Should Romney attempt to force the first debate to focus on foreign policy? It could be a game-changer.
This morning, the news is breaking that contrary to what Susan Rice and other administration figures told the American people ad nauseum about the attack in Benghazi, the Administration knew within 24 hours that it was an organized attack by Al Queda. They even knew the identity of the person responsible for planning the raid. And furthermore, despite multiple bleated promises to seek the facts, not one FBI agent has yet set foot in Benghazi.
Which brings us to next month’s presidential debates.
First, let me review the debate format and topics:
1. Oct. 3rd. Topic: Domestic policy. Questions to be asked by the moderator, Jim Lehrer of PBS.
2. Oct. 11th. VP debate Topics: Domestic AND foreign policy. Questions to be asked by the moderator, Martha Raddatz of ABC News.
3. Oct 16th. Town Hall Meeting. Topics: Domestic AND foreign policy. Moderated by Candy Crowley of CNN.
QUESTIONS WILL BE ASKED BY “UNDECIDED (?)” VOTERS” as chosen by the Gallup poll.
4. Oct 22nd. Topic: Foreign policy. Questions to be asked by Bob Schieffer of CBS.
When the debate format was agreed upon, foreign policy was most likely not on anyone’s radar. Everyone was focusing on the economy, jobs, the debt, and gridlock in Washington.
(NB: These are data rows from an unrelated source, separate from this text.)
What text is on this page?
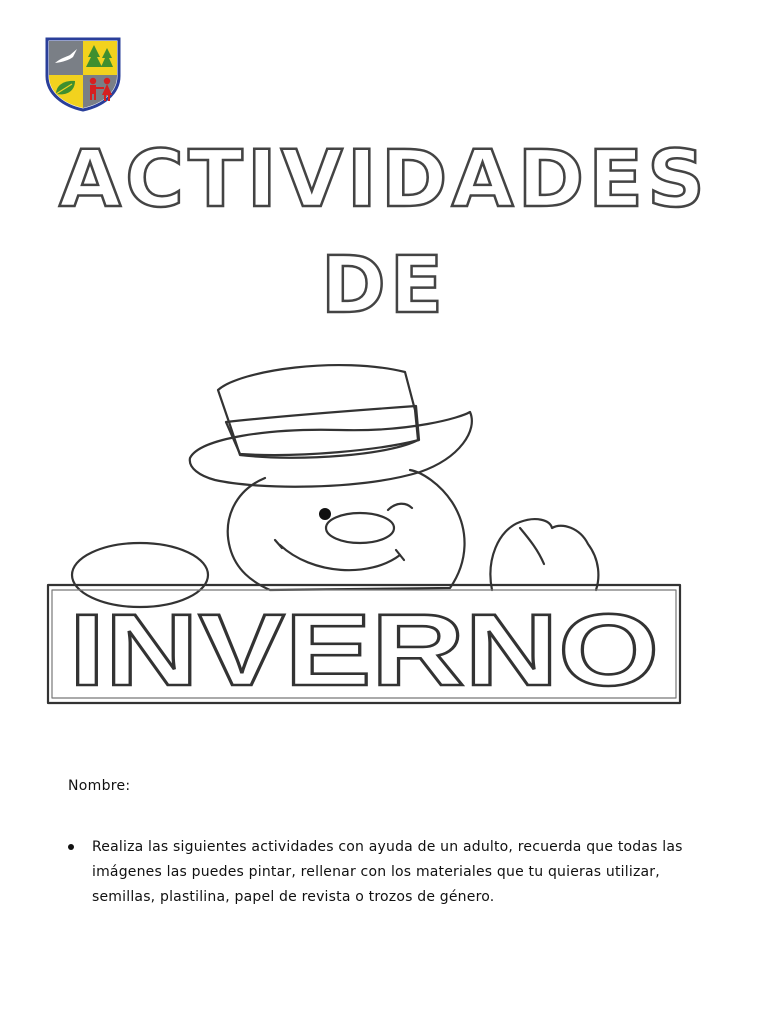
ACTIVIDADES
DE
INVERNO
Nombre:
Realiza las siguientes actividades con ayuda de un adulto, recuerda que todas las imágenes las puedes pintar, rellenar con los materiales que tu quieras utilizar, semillas, plastilina, papel de revista o trozos de género.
Well, times have changed. The Middle East is in turmoil, and the situation is deteriorating daily in several countries in the region. There could be a new war ongoing within a week. Yet we should ignore this, pretend it’s not happening?
Note that under the debate format above, foreign policy will not be seriously discussed until the LAST debate, less than two weeks before the election.
The first scheduled discussion will occur during the VP debates. Paul Ryan should have a field day with Joe Biden.
The second debate will allow so called “undecideds” to question the candidates. The choice of which questions will be asked is crucial. And that ignores the fact that we are giving center stage to the idiots of the electorate. Anyone who is undecided at this time is a cretin, an impulse voter, and not worthy of the attention.
Which returns us to the initial question. Should Romney demand before the debate that at least half the time be devoted to foreign policy, or should he attempt to change the topic during the debate?
If the latter, all he would need to do is use his opening remarks to discuss the situation in Libya and the Middle east. Obama would then be forced to respond, and then..we’re off and running.
I personally think Mitt should do this..shake things up, throw Obama off stride. It could be a game changer.